Mikk Langeproon: Light and darkness
perjantai 28.02. klo 19.00
Lutherinkatu 3, Helsinki
Light and Darkness
Uuno Klami: Suite for String Orchestra, Tauno Aints: Concerto for Accordion and Chamber Orchestra World Premiere, Einojuhani Rautavaara: Divertimento for String Orchestra, Dimitry Shostakovich: Chamber Symphony in C minor, Op. 110a.
Mikk Langeproon, accordion | James Salomon Kahane, conductor.
In the collective unconscious, the north has always been a place of mystery and darkness, where nature retains its rights over mankind and the night is pitch black. It is also, however, a place where the light that shines there is made brighter, more powerful, and awe-inspiringly beautiful by contrast.
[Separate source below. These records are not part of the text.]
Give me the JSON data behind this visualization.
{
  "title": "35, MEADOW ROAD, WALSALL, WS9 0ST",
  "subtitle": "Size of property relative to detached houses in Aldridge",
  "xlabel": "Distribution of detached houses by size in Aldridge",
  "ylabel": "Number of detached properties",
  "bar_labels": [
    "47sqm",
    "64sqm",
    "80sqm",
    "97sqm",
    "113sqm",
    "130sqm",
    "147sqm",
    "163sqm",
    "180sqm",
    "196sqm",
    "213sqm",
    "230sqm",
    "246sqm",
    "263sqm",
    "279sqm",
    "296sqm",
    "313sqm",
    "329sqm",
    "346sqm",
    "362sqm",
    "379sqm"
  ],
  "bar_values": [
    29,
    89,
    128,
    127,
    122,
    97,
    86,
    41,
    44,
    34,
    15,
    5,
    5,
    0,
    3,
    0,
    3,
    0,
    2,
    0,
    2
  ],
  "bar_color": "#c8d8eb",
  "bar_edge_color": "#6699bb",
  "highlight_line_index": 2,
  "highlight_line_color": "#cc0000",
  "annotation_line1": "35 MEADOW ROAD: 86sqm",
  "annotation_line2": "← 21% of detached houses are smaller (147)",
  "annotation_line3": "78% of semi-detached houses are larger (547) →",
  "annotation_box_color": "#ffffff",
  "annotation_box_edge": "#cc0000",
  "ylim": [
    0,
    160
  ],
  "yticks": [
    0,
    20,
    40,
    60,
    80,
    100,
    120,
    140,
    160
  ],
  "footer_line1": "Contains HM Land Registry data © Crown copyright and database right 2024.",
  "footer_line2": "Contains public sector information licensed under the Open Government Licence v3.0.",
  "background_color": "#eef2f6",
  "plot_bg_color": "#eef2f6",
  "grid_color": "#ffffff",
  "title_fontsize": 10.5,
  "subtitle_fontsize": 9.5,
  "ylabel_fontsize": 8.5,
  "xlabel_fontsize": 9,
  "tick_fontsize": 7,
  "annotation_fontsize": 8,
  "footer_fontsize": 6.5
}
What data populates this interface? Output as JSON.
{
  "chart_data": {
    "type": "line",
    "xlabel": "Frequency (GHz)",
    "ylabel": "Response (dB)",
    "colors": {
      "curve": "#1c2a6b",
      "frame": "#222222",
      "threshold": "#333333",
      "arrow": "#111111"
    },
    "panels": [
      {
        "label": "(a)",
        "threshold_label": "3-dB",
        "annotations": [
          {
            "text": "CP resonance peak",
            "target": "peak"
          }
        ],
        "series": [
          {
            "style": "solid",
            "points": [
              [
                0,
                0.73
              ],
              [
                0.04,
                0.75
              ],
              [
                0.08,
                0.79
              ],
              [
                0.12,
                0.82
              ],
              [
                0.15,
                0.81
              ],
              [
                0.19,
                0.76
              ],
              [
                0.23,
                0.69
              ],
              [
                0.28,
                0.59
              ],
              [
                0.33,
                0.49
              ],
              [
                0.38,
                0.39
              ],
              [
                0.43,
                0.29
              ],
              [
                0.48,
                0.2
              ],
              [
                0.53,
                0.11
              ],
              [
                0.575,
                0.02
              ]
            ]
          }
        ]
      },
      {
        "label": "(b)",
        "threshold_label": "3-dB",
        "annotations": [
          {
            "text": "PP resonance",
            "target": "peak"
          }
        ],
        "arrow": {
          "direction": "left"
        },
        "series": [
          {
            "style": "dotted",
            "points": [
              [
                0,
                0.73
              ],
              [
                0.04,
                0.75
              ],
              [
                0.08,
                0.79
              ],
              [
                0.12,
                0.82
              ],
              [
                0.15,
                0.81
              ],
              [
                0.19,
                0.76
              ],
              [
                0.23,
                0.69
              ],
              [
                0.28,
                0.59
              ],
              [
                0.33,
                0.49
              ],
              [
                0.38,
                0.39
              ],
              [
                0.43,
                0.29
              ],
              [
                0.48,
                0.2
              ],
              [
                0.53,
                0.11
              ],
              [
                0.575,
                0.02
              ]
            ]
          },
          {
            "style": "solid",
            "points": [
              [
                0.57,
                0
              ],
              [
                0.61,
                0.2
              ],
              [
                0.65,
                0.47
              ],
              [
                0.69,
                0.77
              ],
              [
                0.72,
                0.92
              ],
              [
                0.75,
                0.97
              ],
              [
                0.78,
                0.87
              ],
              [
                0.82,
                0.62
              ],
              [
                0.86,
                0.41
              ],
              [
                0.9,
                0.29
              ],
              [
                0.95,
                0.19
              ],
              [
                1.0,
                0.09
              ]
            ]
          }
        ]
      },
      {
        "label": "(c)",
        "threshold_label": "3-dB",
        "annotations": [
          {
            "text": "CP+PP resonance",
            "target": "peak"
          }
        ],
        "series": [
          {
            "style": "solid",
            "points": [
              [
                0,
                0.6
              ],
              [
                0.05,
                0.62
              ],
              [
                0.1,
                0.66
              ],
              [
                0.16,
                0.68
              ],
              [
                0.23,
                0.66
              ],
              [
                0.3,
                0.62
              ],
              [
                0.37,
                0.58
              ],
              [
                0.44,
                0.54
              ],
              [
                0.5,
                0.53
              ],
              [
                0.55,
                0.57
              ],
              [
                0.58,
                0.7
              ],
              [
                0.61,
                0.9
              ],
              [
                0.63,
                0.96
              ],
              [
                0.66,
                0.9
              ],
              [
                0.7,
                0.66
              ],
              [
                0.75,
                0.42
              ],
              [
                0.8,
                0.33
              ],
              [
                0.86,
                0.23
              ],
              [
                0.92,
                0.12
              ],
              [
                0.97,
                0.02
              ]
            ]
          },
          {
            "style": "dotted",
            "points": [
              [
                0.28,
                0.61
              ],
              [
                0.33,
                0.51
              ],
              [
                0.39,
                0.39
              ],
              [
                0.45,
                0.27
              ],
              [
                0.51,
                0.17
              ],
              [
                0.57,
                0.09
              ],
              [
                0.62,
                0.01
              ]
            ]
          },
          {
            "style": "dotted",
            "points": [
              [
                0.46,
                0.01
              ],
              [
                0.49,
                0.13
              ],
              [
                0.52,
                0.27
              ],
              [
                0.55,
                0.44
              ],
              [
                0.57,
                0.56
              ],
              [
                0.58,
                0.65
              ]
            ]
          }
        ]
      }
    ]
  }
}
In these lands of extremes, the foothold of civilization has always always seen unique cultures rise, which have been marked by their strong individuality and differences in regards to the European traditions. In music, these unique cultures have manifested through the ages through different approaches to the idioms of the western classical scene, and each of the 3 countries whose music will be heard on this program, Russia, Estonia, and Finland, have created their own strong musical identities that, despite the close proximity of these neighboring lands, are as different and individual as their cultures are. One element, however, seems to be recurring in these 3 cultures, and is often an underlying tone expressed in their respective music: the eternal dichotomy between light and darkness, with all their possible facets, meanings, and interpretations. Each piece performed on this program, whether it is conscious or not, direct or indirect, through the prism of human emotions or through the means of a most neutral contemplation, relates to this dichotomy and draws a parallel between the 3 unique cultures they represent. The mysteries, dreams, torments and cold that are bound to the darkness, and the hope connected to the light that opposes it, shape the melodies and the harmonies in remarkably different ways in each of the composers' own psyche.